You are right, the series doesn't converge uniformly on $[0,+\infty)$, and you have correctly identified the reason for that.
Now all that remains is to make a formal argument of that. We get that from the
Lemma: Let $f_n \colon S \to \mathbb{R}$ be a sequence of functions such that the series $\sum\limits_{n = 0}^{\infty} f_n(x)$ is uniformly convergent on $S$. Then $(f_n)$ converges uniformly to $0$ on $S$.
Proof: Let $g \colon S \to \mathbb{R}$ be the sum of the series, and $p_k(x) = \sum_{n = 0}^k f_n(x)$ the $k^{\text{th}}$ partial sum function. Given $\varepsilon > 0$, by the uniform convergence of the series, there is a $K(\varepsilon) \in \mathbb{N}$ such that
$$\sup \{ \lvert p_k(x) - s(x)\rvert : x \in S\} \leqslant \frac{\varepsilon}{2}$$
for every $k \geqslant K(\varepsilon)$. Then, for every $k > K(\varepsilon)$ and every $x\in S$ we have
\begin{align}
\lvert f_k(x)\rvert &= \lvert p_k(x) - p_{k-1}(x)\rvert = \bigl\lvert \bigl(p_k(x) - s(x)\bigr) + \bigl(s(x) - p_{k-1}(x)\bigr)\bigr\rvert\\
&\leqslant \lvert p_k(x) - s(x)\rvert + \lvert p_{k-1}(x) - s(x)\rvert \leqslant \frac{\varepsilon}{2} + \frac{\varepsilon}{2} = \varepsilon,
\end{align}
whence $\sup \{ \lvert f_k(x)\rvert : x\in S\} \leqslant \varepsilon$ for $k > K(\varepsilon)$, and the uniform convergence of $(f_n)$ to $0$ on $S$ is proved.

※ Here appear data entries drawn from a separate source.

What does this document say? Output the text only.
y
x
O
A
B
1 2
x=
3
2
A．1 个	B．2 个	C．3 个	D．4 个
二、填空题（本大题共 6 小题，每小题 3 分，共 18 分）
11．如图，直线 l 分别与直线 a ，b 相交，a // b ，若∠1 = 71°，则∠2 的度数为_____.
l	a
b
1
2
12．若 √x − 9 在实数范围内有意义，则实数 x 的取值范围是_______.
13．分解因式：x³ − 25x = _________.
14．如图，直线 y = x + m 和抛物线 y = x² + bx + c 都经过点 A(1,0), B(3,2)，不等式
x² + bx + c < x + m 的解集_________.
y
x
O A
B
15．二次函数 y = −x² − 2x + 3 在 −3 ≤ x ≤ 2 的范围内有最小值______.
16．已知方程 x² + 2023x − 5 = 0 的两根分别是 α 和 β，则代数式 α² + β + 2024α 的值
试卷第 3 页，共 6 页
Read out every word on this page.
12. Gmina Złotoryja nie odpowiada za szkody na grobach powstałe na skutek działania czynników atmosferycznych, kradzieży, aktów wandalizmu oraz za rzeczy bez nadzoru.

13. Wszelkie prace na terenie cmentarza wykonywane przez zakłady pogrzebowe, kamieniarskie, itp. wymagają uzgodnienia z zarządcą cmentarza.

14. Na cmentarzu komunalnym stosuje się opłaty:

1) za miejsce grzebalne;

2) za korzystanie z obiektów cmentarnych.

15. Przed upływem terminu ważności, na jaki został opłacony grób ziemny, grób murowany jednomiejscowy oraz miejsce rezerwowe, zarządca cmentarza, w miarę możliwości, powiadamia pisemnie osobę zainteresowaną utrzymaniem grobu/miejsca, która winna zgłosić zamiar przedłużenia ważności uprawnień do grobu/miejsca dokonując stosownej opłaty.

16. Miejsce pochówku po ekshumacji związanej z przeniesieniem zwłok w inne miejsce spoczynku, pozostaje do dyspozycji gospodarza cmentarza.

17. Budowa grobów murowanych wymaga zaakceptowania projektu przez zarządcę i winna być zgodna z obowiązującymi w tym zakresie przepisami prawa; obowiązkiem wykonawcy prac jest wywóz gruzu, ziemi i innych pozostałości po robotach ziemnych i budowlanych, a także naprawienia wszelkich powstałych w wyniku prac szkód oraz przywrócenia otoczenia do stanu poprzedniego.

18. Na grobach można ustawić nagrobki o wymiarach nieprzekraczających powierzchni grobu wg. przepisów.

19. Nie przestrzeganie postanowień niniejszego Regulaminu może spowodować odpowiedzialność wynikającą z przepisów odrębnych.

In your example, with $f_n(x) = e^{- \lvert x-n\rvert}$ on $\mathbb{R}$, as you observed we have $f_n(n) = 1$ for all $n$, and so the sequence $(f_n)$ doesn't converge to $0$ uniformly on $\mathbb{R}$, whence by the lemma the series cannot converge uniformly on all of $\mathbb{R}$.
But, with a minuscule modification, your argument for the uniform convergence of the series on $(-\infty, 0]$ shows that the series converges uniformly on $(-\infty, A]$ for every $A\in \mathbb{R}$.